I was eager to hear his speech, to see how high he'd set the bar, how he'd motivate us to band together, and whether he had...any quotable lines that could compare to those of his role model, Abraham Lincoln.
The class moved from our studio into the exercise equipment room, with its mounted televisions, and we continued on our biceps, triceps and abs with our eyes trained on the flat-screens, and our ears straining to absorb each historic word.
First notable: Obama flubbed the oath. Chief Justice Roberts later said Obama's sudden silence during his repetition was due to the judge's error in placement of the word "faithfully," but all Obama had to do was repeat what he heard, whatever that was. Instead he stopped, and with Roberts, tripped over the next sentence.
In subsequent newsclip coverage of that historic moment, only the smooth first sentence was repeated; the gaffe was gone.
Then came Obama's speech. "Insipid" would be a charitable assessment. Rambling, redundant, hokey, nondescript would also apply. I got together with four friends afterward to post-mortem the ceremony, and asked them which lines they found memorable. None came to mind.
At times, Obama seemed disrespectful to President Bush, who the camera occasionally glimpsed, grimacing. "On this day we gather because we have chosen hope [me] over fear [Bush/McCain], unity of purpose [me] over conflict and discord [Bush/McCain].
"On this day, we come to proclaim an end to the petty grievances and false promises, the recriminations and worn out dogmas [of Bush/McCain], that for far too long have strangled our politics."
Uh, thank you, Mr. President. The guy you're dissing was sitting right there, and the only thanks you gave him was for his "service" and for his "generosity and cooperation" during "this transition." Nothing about how he oversaw our nation's healing from the shock and horror of 9/11, and created mechanisms that have kept us safe ever since.
But rather than dwell on what Pres. Obama didn't say, it's much more fun to rack up the cliches he did: Right at the top we've got "rising tides of prosperity," "still waters of peace," "gathering clouds" and "raging storms."
We move from weather to forefathers who "packed up their few worldy possessions," "traveled across oceans in search of a new life," "toiled in sweatshops," and "plowed the hard earth."
And why this "long, rugged path towards prosperity and freedom?" Well, to "pick ourselves up, dust ourselves off, and begin again the work of remaking America [now that we're rid of Bush]." "The economy calls for action (YOO-hoo!), bold and swift--and we will act!"
WE, ie those who pay taxes, with his $800 billion stimulus package, will: create jobs, build roads, bridges, electric grids and digital lines; restore science to its rightful place (where was it?) and "wield technology's wonders" toward better, cheaper health care.
This will be my first chance to wield a wonder.

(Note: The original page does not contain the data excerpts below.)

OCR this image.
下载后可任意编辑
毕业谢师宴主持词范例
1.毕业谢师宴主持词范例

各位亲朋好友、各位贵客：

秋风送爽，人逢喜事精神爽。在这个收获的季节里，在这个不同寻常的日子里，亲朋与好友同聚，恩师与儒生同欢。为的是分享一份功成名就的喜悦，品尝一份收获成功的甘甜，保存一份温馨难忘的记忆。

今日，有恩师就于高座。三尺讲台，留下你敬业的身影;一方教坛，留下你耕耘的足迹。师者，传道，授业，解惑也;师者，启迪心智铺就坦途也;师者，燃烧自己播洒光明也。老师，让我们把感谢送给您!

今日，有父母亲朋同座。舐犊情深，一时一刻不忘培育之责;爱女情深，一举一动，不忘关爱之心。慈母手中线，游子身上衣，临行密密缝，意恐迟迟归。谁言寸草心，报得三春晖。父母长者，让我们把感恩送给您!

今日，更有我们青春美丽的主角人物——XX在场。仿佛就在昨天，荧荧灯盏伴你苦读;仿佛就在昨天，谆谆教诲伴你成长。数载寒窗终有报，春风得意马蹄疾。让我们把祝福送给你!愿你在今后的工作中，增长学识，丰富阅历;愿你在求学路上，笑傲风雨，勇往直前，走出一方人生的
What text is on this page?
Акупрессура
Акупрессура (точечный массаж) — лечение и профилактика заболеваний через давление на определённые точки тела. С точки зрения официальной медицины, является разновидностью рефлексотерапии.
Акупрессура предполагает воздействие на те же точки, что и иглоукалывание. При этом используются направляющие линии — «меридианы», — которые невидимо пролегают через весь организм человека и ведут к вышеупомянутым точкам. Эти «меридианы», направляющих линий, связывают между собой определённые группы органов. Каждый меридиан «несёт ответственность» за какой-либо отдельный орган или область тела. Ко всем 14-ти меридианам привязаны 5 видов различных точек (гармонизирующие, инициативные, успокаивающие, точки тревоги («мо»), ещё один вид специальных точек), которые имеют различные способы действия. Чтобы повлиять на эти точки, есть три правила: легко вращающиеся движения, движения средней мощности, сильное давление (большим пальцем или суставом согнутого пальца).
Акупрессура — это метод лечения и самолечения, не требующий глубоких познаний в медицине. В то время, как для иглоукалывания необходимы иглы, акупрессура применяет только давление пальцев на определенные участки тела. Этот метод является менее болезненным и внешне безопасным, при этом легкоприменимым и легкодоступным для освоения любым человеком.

But there's more: I'll also "harness the sun and the winds and the soil"--quite a wielding feat--"to fuel our cars and run our factories."
Most ga-ga commentary has focused on the line, "The question we ask today is not whether our government is too big or too small, but whether it works." Well, no. If the governement is too big, for sure it doesn't work. And name me one place where government is too small? Better to ask not what your country can do for you. Much better.
What scared me was his insistance on a "watchful eye" over "the market" since "a nation cannot prosper long when it favors only the prosperous" but since I can't figure out what he means there, it's probably nothing.
At least I got from his following five minutes of rambling that he's not about to please his anti-war base by abandoning strong defense. And I woke up with a smile with his jolly mixed metaphor about "rolling back the specter of a warming planet." After this winter, that specter sounds rather good to me; certainly too good to roll.
But rolling off of Pres. Obama's tongue were plenty more cheerful phrases: "the road that unfolds before us" (must be on a map?), "fallen heroes" who "are guardians of our liberty" (not in that position they're not), "We have duties to ourselves" (to eat, to sleep, to go to the bathroom) that we "sieze gladly, firm in the knowledge that there is nothing so satisfying to the spirit...than giving our all to a difficult task" (whatever that may be).
He concludes by cleverly circling back to the weather: "in this winter of our hardship...let us brave once more the icy currents, and endure what storms may come." And the unfolding road: "we refused to let this journey end; we did not turn back nor did we falter...we carried forth..."
...to a snore of a conclusion and then more memorable parts of the inauguration--the national poem and Rev. Lowery's benediction. I hope to post a parody of the poem for you tomorrow, but tonight it's enough to savor that we have a new president, and a speech that made me chuckle rather than quake.